III.Hô Chi Minh APPELLE LE PEUPLE VIETNAMIEN À LA LUTTE.
De 1946 à 1949, la France mène, seule, une guerre purement coloniale. Les troupes du Vietminh se retirent dans les campagnes et adoptent la guérilla avec comme slogan la célèbre phrase : « Le jour aux Français, la nuit aux “Viets” ». La France cherche alors une solution politique en négociant avec l‘ex-empereur Bao Dai qui signe avec E. Bollaert les accords de la Baie d’Along du 5 juin 1948. Mais cette tentative échoue et la guerre continue.

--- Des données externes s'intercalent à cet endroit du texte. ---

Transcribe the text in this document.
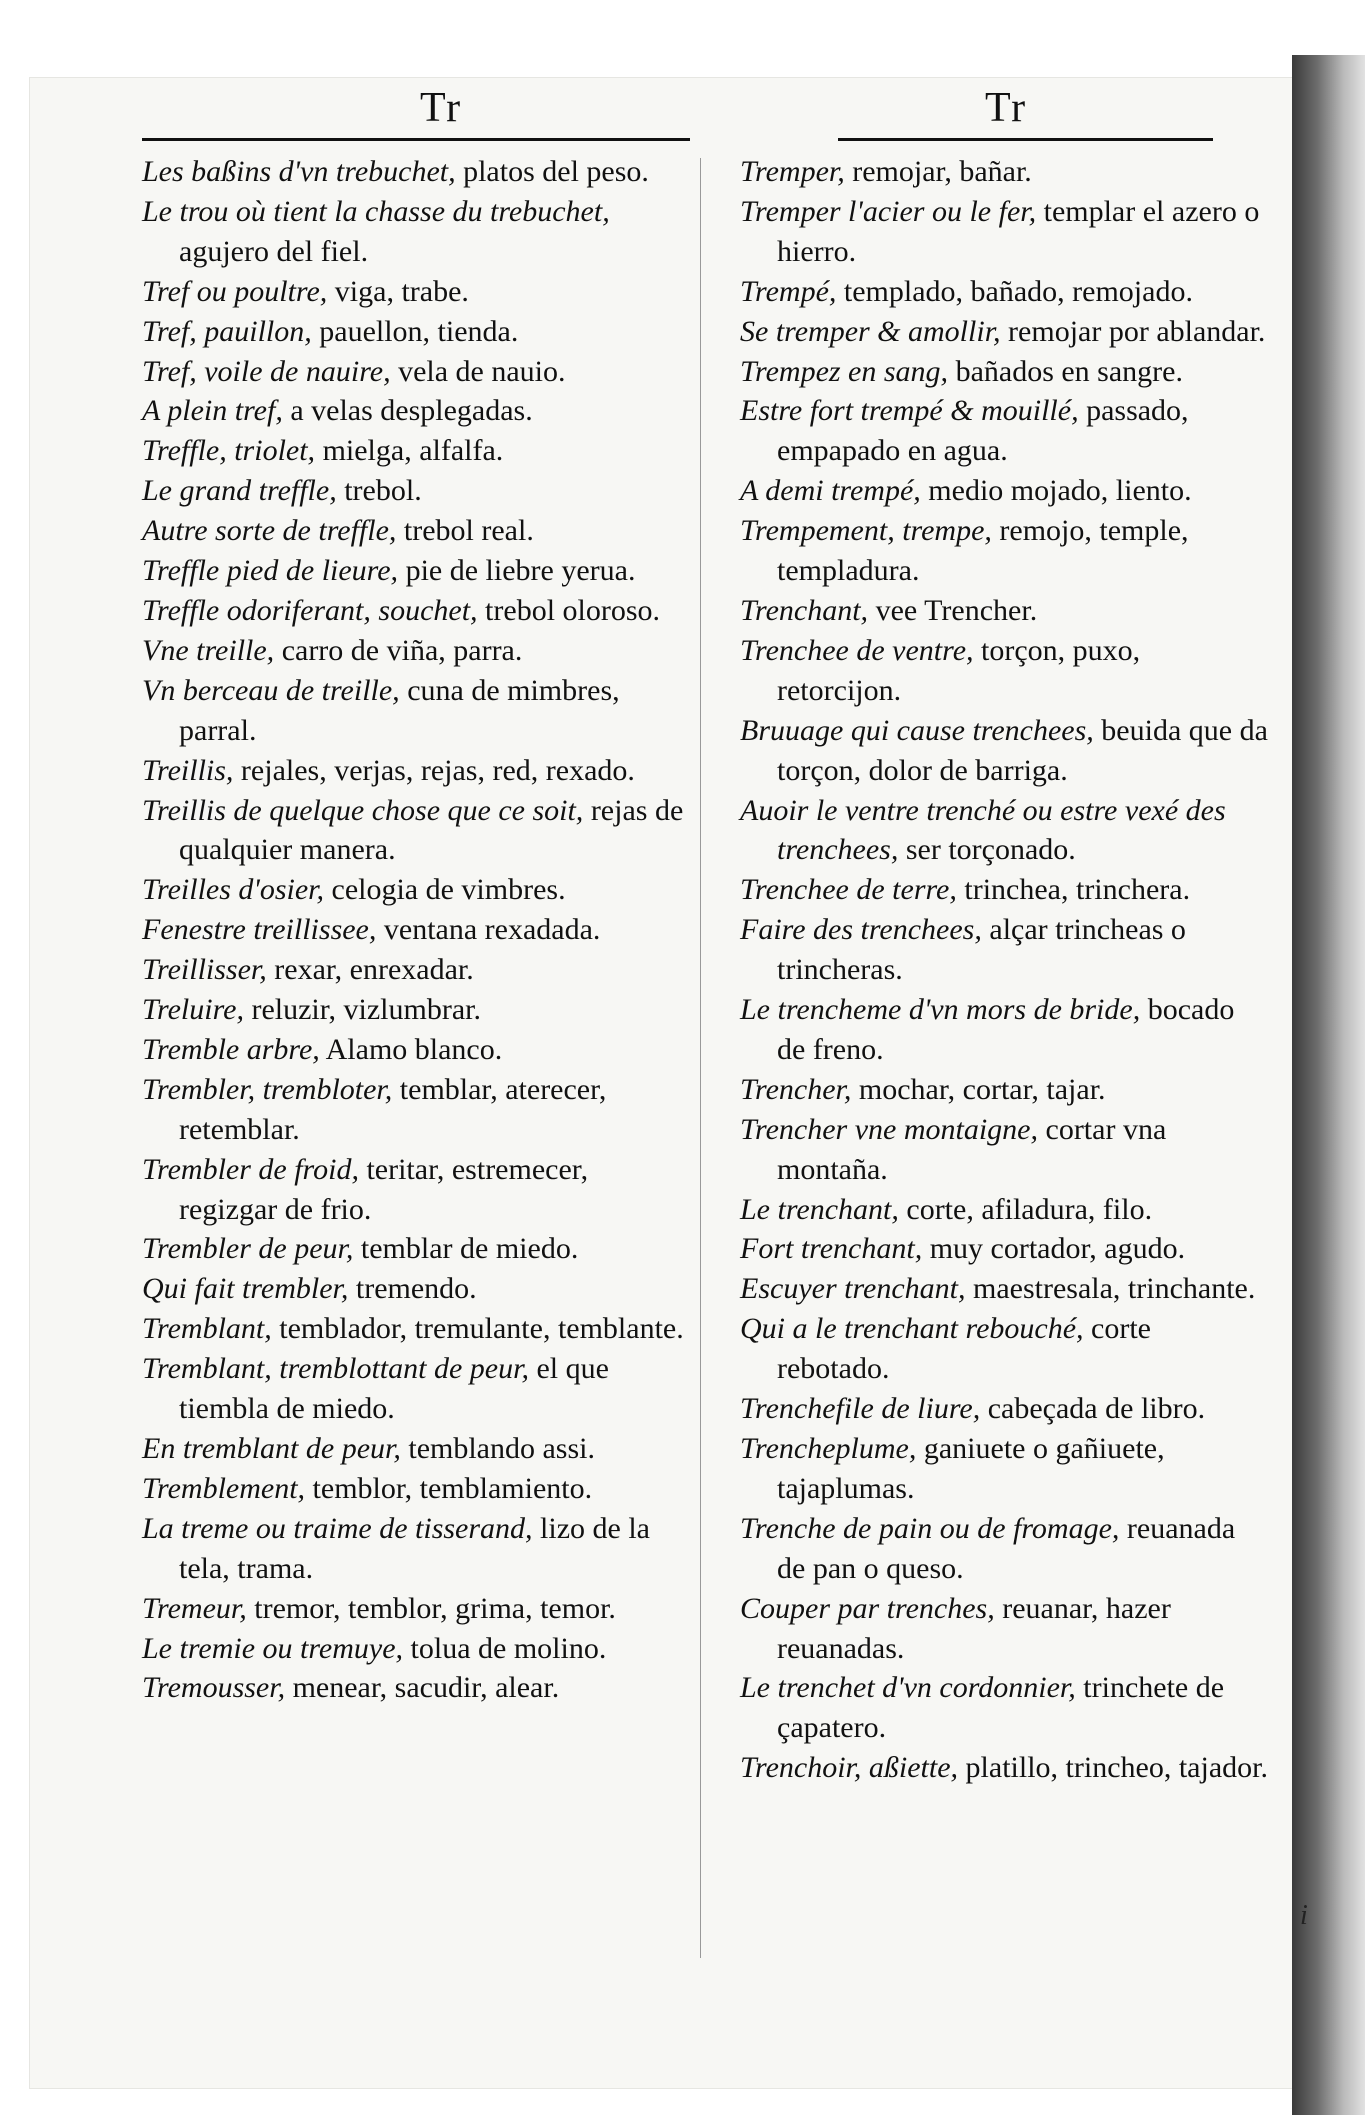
i
Tr	Tr

Les baßins d'vn trebuchet, platos del peso.

Le trou où tient la chasse du trebuchet, agujero del fiel.

Tref ou poultre, viga, trabe.

Tref, pauillon, pauellon, tienda.

Tref, voile de nauire, vela de nauio.

A plein tref, a velas desplegadas.

Treffle, triolet, mielga, alfalfa.

Le grand treffle, trebol.

Autre sorte de treffle, trebol real.

Treffle pied de lieure, pie de liebre yerua.

Treffle odoriferant, souchet, trebol oloroso.

Vne treille, carro de viña, parra.

Vn berceau de treille, cuna de mimbres, parral.

Treillis, rejales, verjas, rejas, red, rexado.

Treillis de quelque chose que ce soit, rejas de qualquier manera.

Treilles d'osier, celogia de vimbres.

Fenestre treillissee, ventana rexadada.

Treillisser, rexar, enrexadar.

Treluire, reluzir, vizlumbrar.

Tremble arbre, Alamo blanco.

Trembler, trembloter, temblar, aterecer, retemblar.

Trembler de froid, teritar, estremecer, regizgar de frio.

Trembler de peur, temblar de miedo.

Qui fait trembler, tremendo.

Tremblant, temblador, tremulante, temblante.

Tremblant, tremblottant de peur, el que tiembla de miedo.

En tremblant de peur, temblando assi.

Tremblement, temblor, temblamiento.

La treme ou traime de tisserand, lizo de la tela, trama.

Tremeur, tremor, temblor, grima, temor.

Le tremie ou tremuye, tolua de molino.

Tremousser, menear, sacudir, alear.

Tremper, remojar, bañar.

Tremper l'acier ou le fer, templar el azero o hierro.

Trempé, templado, bañado, remojado.

Se tremper & amollir, remojar por ablandar.

Trempez en sang, bañados en sangre.

Estre fort trempé & mouillé, passado, empapado en agua.

A demi trempé, medio mojado, liento.

Trempement, trempe, remojo, temple, templadura.

Trenchant, vee Trencher.

Trenchee de ventre, torçon, puxo, retorcijon.

Bruuage qui cause trenchees, beuida que da torçon, dolor de barriga.

Auoir le ventre trenché ou estre vexé des trenchees, ser torçonado.

Trenchee de terre, trinchea, trinchera.

Faire des trenchees, alçar trincheas o trincheras.

Le trencheme d'vn mors de bride, bocado de freno.

Trencher, mochar, cortar, tajar.

Trencher vne montaigne, cortar vna montaña.

Le trenchant, corte, afiladura, filo.

Fort trenchant, muy cortador, agudo.

Escuyer trenchant, maestresala, trinchante.

Qui a le trenchant rebouché, corte rebotado.

Trenchefile de liure, cabeçada de libro.

Trencheplume, ganiuete o gañiuete, tajaplumas.

Trenche de pain ou de fromage, reuanada de pan o queso.

Couper par trenches, reuanar, hazer reuanadas.

Le trenchet d'vn cordonnier, trinchete de çapatero.

Trenchoir, aßiette, platillo, trincheo, tajador.
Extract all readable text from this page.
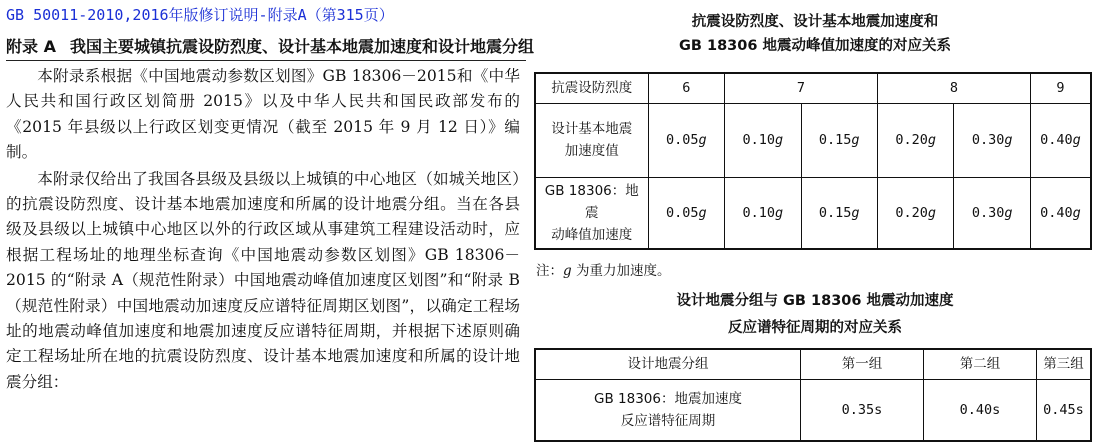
GB 50011-2010,2016年版修订说明-附录A（第315页）
附录 A 我国主要城镇抗震设防烈度、设计基本地震加速度和设计地震分组

本附录系根据《中国地震动参数区划图》GB 18306－2015和《中华人民共和国行政区划简册 2015》以及中华人民共和国民政部发布的《2015 年县级以上行政区划变更情况（截至 2015 年 9 月 12 日）》编制。

本附录仅给出了我国各县级及县级以上城镇的中心地区（如城关地区）的抗震设防烈度、设计基本地震加速度和所属的设计地震分组。当在各县级及县级以上城镇中心地区以外的行政区域从事建筑工程建设活动时，应根据工程场址的地理坐标查询《中国地震动参数区划图》GB 18306－2015 的“附录 A（规范性附录）中国地震动峰值加速度区划图”和“附录 B（规范性附录）中国地震动加速度反应谱特征周期区划图”，以确定工程场址的地震动峰值加速度和地震加速度反应谱特征周期，并根据下述原则确定工程场址所在地的抗震设防烈度、设计基本地震加速度和所属的设计地震分组：

抗震设防烈度、设计基本地震加速度和
GB 18306 地震动峰值加速度的对应关系
抗震设防烈度	6	7		8		9

设计基本地震
加速度值	0.05g	0.10g	0.15g	0.20g	0.30g	0.40g

GB 18306：地震
动峰值加速度	0.05g	0.10g	0.15g	0.20g	0.30g	0.40g
注：g 为重力加速度。
设计地震分组与 GB 18306 地震动加速度
反应谱特征周期的对应关系
设计地震分组	第一组	第二组	第三组

GB 18306：地震加速度
反应谱特征周期	0.35s	0.40s	0.45s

A partir de 1949, avec la victoire communiste en Chine, la guerre d‘Indochine devient un conflit de la guerre froide. Les Français subissent de nombreux revers dans leurs tentatives de contrôler les axes de passage vers la Chine. La défaite de Diên Biên Phu, 7 mai 1954 (15 000 prisonniers français dont 3 000 seulement survivront) précipite l‘issue du conflit et oblige les Français à négocier pour mettre fin à la « sale guerre ».
CONCLUSION
Dans son ensemble, la décolonisation de l‘Asie est marquée par la guerre froide. Après l‘indépendance, l‘Inde s‘est rapprochée de l‘URSS. En Indochine, l‘obsession du “containment” et du “roll back” débouche sur la guerre du Vietnam. L‘Asie va jouer un rôle déterminant dans la décolonisation des autres territoires comme l‘illustrera éloquemment la Conférence de Bandung.